Перекатная пальба пушек и ружей усиливалась по всему полю, в особенности влево, там, где были флеши Багратиона, но из за дыма выстрелов с того места, где был Пьер, нельзя было почти ничего видеть. Притом, наблюдения за тем, как бы семейным (отделенным от всех других) кружком людей, находившихся на батарее, поглощали все внимание Пьера. Первое его бессознательно радостное возбуждение, произведенное видом и звуками поля сражения, заменилось теперь, в особенности после вида этого одиноко лежащего солдата на лугу, другим чувством. Сидя теперь на откосе канавы, он наблюдал окружавшие его лица.
К десяти часам уже человек двадцать унесли с батареи; два орудия были разбиты, чаще и чаще на батарею попадали снаряды и залетали, жужжа и свистя, дальние пули. Но люди, бывшие на батарее, как будто не замечали этого; со всех сторон слышался веселый говор и шутки.
– Чиненка! – кричал солдат на приближающуюся, летевшую со свистом гранату. – Не сюда! К пехотным! – с хохотом прибавлял другой, заметив, что граната перелетела и попала в ряды прикрытия.
– Что, знакомая? – смеялся другой солдат на присевшего мужика под пролетевшим ядром.
Несколько солдат собрались у вала, разглядывая то, что делалось впереди.
– И цепь сняли, видишь, назад прошли, – говорили они, указывая через вал.
– Свое дело гляди, – крикнул на них старый унтер офицер. – Назад прошли, значит, назади дело есть. – И унтер офицер, взяв за плечо одного из солдат, толкнул его коленкой. Послышался хохот.
– К пятому орудию накатывай! – кричали с одной стороны.
– Разом, дружнее, по бурлацки, – слышались веселые крики переменявших пушку.
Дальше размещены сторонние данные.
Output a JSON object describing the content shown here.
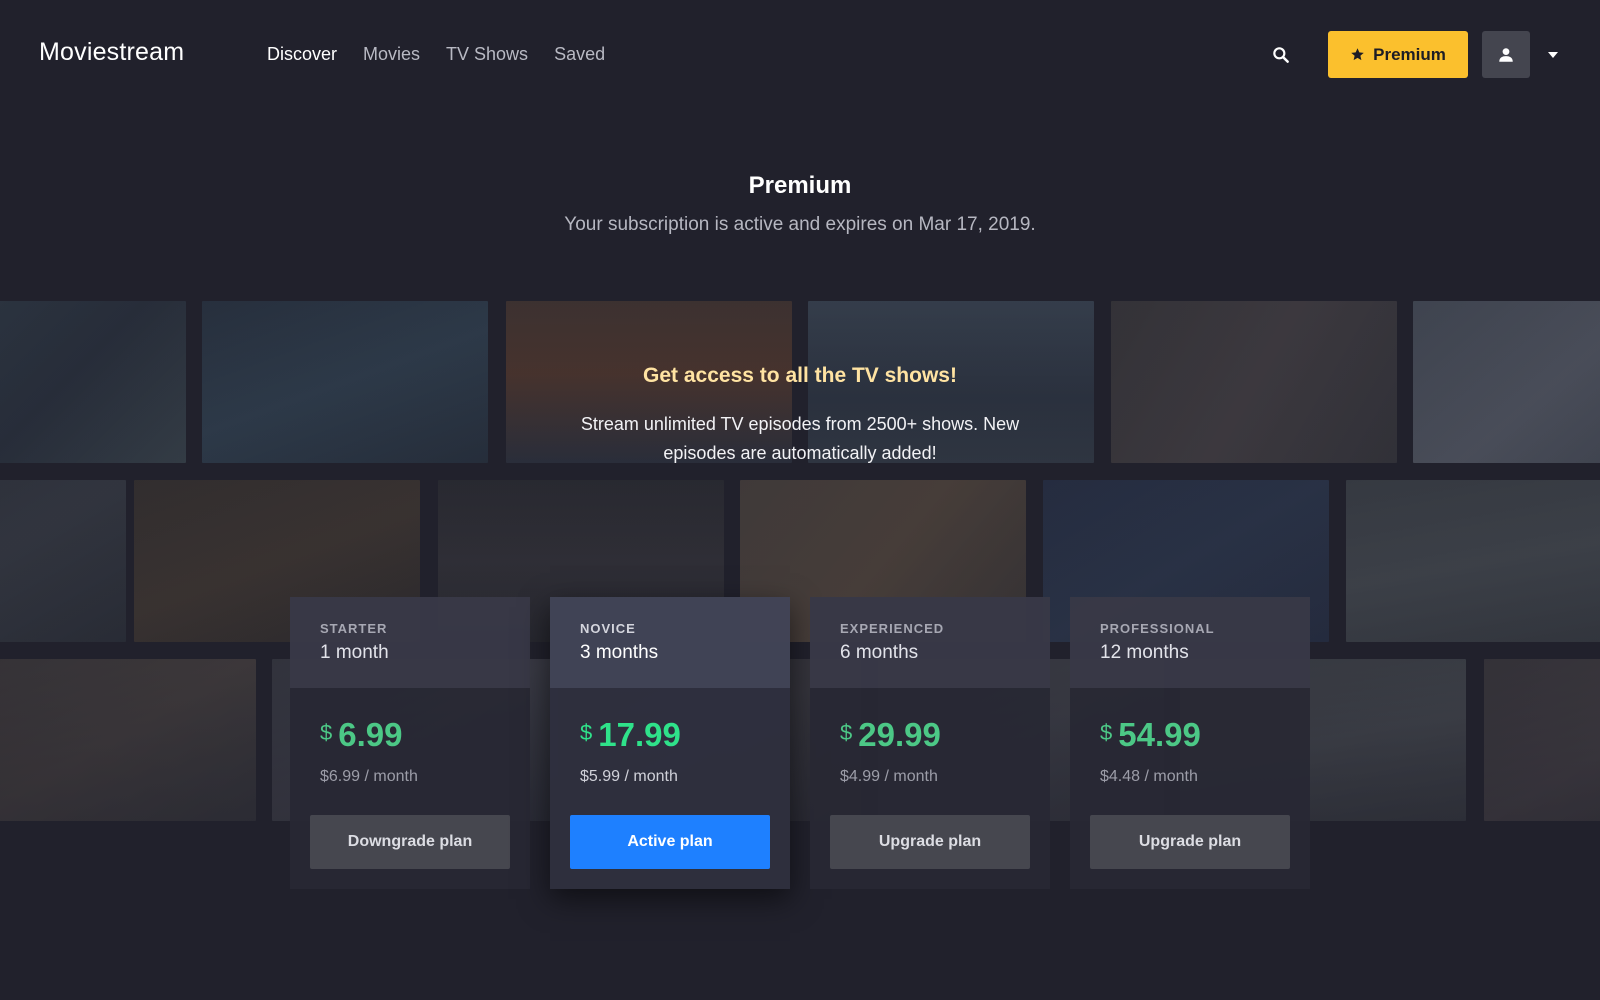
{
  "header": {
    "brand": "Moviestream",
    "nav": [
      {
        "label": "Discover",
        "active": true
      },
      {
        "label": "Movies",
        "active": false
      },
      {
        "label": "TV Shows",
        "active": false
      },
      {
        "label": "Saved",
        "active": false
      }
    ],
    "search_icon": "search-icon",
    "premium_button": {
      "label": "Premium",
      "icon": "star-icon",
      "color": "#fbc02d"
    },
    "account_icon": "user-icon",
    "menu_icon": "caret-down-icon"
  },
  "page": {
    "title": "Premium",
    "subtitle": "Your subscription is active and expires on Mar 17, 2019."
  },
  "promo": {
    "title": "Get access to all the TV shows!",
    "text": "Stream unlimited TV episodes from 2500+ shows. New episodes are automatically added!"
  },
  "plans": [
    {
      "tier": "STARTER",
      "duration": "1 month",
      "currency": "$",
      "price": "6.99",
      "per_month": "$6.99 / month",
      "button": "Downgrade plan",
      "active": false
    },
    {
      "tier": "NOVICE",
      "duration": "3 months",
      "currency": "$",
      "price": "17.99",
      "per_month": "$5.99 / month",
      "button": "Active plan",
      "active": true
    },
    {
      "tier": "EXPERIENCED",
      "duration": "6 months",
      "currency": "$",
      "price": "29.99",
      "per_month": "$4.99 / month",
      "button": "Upgrade plan",
      "active": false
    },
    {
      "tier": "PROFESSIONAL",
      "duration": "12 months",
      "currency": "$",
      "price": "54.99",
      "per_month": "$4.48 / month",
      "button": "Upgrade plan",
      "active": false
    }
  ],
  "colors": {
    "background": "#21212c",
    "accent_yellow": "#fbc02d",
    "active_blue": "#1e80ff",
    "price_green": "#4cc886",
    "promo_title": "#ffe3a2"
  }
}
– Ай, нашему барину чуть шляпку не сбила, – показывая зубы, смеялся на Пьера краснорожий шутник. – Эх, нескладная, – укоризненно прибавил он на ядро, попавшее в колесо и ногу человека.
– Ну вы, лисицы! – смеялся другой на изгибающихся ополченцев, входивших на батарею за раненым.
– Аль не вкусна каша? Ах, вороны, заколянились! – кричали на ополченцев, замявшихся перед солдатом с оторванной ногой.
– Тое кое, малый, – передразнивали мужиков. – Страсть не любят.
Пьер замечал, как после каждого попавшего ядра, после каждой потери все более и более разгоралось общее оживление.
Как из придвигающейся грозовой тучи, чаще и чаще, светлее и светлее вспыхивали на лицах всех этих людей (как бы в отпор совершающегося) молнии скрытого, разгорающегося огня.
Пьер не смотрел вперед на поле сражения и не интересовался знать о том, что там делалось: он весь был поглощен в созерцание этого, все более и более разгорающегося огня, который точно так же (он чувствовал) разгорался и в его душе.
В десять часов пехотные солдаты, бывшие впереди батареи в кустах и по речке Каменке, отступили. С батареи видно было, как они пробегали назад мимо нее, неся на ружьях раненых. Какой то генерал со свитой вошел на курган и, поговорив с полковником, сердито посмотрев на Пьера, сошел опять вниз, приказав прикрытию пехоты, стоявшему позади батареи, лечь, чтобы менее подвергаться выстрелам. Вслед за этим в рядах пехоты, правее батареи, послышался барабан, командные крики, и с батареи видно было, как ряды пехоты двинулись вперед.